Prices fell to the lowest in more than three years earlier in the week, with the market dominated by concerns over the prospects for economic slowdowns in China and the United States. However, now more than a third of gulf oil production is shut in because of the storm, which made landfall in Louisiana on Wednesday, returning the focus to tight supply.
The Bureau of Safety and Environmental Enforcement, the U.S. offshore regulator, yesterday reported 171 producing platforms were evacuated because of Francine, shutting in 674,833 barrels per day of oil production, 39% of Gulf output.
"Brent crude trades back above USD 71 after finding support near USD 69 in the prior two sessions, supported by Hurricane Francine, which is temporarily impacting crude-production regions in the Gulf of Mexico. Whether a low has been established following heavy losses earlier this month amid technical selling and recession fears is too early to say," Saxo Bank noted.
In its influential monthly Oil Market Report, the IEA again trimmed its forecast for 2024 demand growth, cutting its forecast by 70,000 barrels per day to about 0.9-million barrels per day over 2023 demand. The agency said demand in China declined for a fourth-straight month, falling by 280,000 bpd.
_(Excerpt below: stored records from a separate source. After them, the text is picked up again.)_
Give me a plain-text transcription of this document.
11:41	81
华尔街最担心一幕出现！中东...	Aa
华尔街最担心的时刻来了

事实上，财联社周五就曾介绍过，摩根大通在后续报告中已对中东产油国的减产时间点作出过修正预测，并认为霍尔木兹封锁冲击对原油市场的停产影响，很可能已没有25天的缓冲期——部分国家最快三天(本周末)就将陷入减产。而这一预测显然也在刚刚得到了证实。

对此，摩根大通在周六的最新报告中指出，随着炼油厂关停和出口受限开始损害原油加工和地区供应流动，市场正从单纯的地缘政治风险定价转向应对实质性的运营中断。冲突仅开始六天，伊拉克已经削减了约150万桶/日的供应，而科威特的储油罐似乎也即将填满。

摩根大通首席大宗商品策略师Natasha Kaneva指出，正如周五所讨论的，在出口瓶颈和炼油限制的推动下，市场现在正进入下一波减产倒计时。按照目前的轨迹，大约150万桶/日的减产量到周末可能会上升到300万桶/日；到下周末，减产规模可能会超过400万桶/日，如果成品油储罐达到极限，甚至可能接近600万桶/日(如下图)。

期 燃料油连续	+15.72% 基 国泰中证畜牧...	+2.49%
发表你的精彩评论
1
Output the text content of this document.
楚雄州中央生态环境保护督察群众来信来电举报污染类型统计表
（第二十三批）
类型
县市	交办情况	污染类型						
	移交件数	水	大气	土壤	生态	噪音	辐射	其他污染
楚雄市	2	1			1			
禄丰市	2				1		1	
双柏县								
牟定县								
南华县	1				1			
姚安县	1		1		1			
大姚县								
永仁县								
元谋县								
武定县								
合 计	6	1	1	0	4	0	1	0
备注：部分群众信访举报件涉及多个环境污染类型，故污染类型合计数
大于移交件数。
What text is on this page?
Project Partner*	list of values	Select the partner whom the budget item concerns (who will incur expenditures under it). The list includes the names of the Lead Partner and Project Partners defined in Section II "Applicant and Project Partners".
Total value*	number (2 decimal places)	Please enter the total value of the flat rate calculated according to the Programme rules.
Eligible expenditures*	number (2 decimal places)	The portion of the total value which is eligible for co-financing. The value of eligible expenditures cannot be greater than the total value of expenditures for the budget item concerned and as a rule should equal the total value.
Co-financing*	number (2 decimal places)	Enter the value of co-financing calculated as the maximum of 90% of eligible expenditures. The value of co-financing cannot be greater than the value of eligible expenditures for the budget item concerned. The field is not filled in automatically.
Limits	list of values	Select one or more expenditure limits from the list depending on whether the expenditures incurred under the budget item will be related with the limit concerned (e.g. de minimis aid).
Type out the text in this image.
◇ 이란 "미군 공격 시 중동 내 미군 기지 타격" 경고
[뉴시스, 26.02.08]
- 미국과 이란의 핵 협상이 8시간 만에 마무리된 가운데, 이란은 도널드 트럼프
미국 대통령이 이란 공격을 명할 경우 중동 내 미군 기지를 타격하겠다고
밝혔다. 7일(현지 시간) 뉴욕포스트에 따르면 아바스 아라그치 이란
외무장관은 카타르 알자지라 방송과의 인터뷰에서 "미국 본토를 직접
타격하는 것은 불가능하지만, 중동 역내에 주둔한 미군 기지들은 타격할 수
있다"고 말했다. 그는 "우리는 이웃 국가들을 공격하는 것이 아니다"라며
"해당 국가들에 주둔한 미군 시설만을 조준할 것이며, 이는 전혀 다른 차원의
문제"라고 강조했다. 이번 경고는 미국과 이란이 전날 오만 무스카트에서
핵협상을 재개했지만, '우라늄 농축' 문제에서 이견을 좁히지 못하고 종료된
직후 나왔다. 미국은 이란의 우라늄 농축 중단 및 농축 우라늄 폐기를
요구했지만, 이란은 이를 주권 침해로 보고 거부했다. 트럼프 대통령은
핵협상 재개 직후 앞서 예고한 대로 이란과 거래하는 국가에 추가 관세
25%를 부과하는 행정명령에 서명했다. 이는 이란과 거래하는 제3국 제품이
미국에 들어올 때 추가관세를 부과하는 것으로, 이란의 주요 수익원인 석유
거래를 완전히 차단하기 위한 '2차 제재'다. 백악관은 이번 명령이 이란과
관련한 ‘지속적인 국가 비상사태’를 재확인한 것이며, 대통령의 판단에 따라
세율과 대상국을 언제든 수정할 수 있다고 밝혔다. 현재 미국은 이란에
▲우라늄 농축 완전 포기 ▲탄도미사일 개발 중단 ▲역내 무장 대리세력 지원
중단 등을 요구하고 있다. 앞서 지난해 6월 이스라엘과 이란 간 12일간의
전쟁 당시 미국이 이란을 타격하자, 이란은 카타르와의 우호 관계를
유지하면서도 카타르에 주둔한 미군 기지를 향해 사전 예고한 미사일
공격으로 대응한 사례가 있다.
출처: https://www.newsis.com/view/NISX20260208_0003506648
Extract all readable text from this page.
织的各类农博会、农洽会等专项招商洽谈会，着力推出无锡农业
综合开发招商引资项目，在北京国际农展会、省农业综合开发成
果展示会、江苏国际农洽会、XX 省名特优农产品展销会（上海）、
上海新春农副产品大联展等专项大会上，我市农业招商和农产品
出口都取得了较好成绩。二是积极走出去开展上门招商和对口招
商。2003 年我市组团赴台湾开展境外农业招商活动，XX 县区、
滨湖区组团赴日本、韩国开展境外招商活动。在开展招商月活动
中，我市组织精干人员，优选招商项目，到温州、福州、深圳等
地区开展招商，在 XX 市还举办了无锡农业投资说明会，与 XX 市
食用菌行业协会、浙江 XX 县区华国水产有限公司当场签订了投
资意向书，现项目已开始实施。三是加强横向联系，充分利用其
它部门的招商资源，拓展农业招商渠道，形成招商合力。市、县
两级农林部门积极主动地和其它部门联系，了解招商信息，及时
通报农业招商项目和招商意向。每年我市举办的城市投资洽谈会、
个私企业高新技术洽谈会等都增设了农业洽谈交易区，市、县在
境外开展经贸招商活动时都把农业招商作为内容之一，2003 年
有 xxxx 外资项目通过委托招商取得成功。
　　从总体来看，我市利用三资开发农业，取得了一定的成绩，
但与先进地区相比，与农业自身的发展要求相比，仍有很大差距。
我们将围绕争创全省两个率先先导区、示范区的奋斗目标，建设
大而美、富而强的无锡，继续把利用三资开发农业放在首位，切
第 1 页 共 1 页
"The country's oil demand is now set to expand by only 180 kb/d in 2024, as the broad-based economic slowdown and an accelerating substitution away from oil in favor of alternative fuels weigh on consumption," the report noted. "Surging EV sales are reducing road fuel demand while the development of a vast national high-speed rail network is restricting growth in domestic air travel."
The IEA is the third and last of the three main international forecasting agencies to lower its demand forecast this week, with OPEC and the Energy Information Administration already having cut their outlooks for 2024 growth.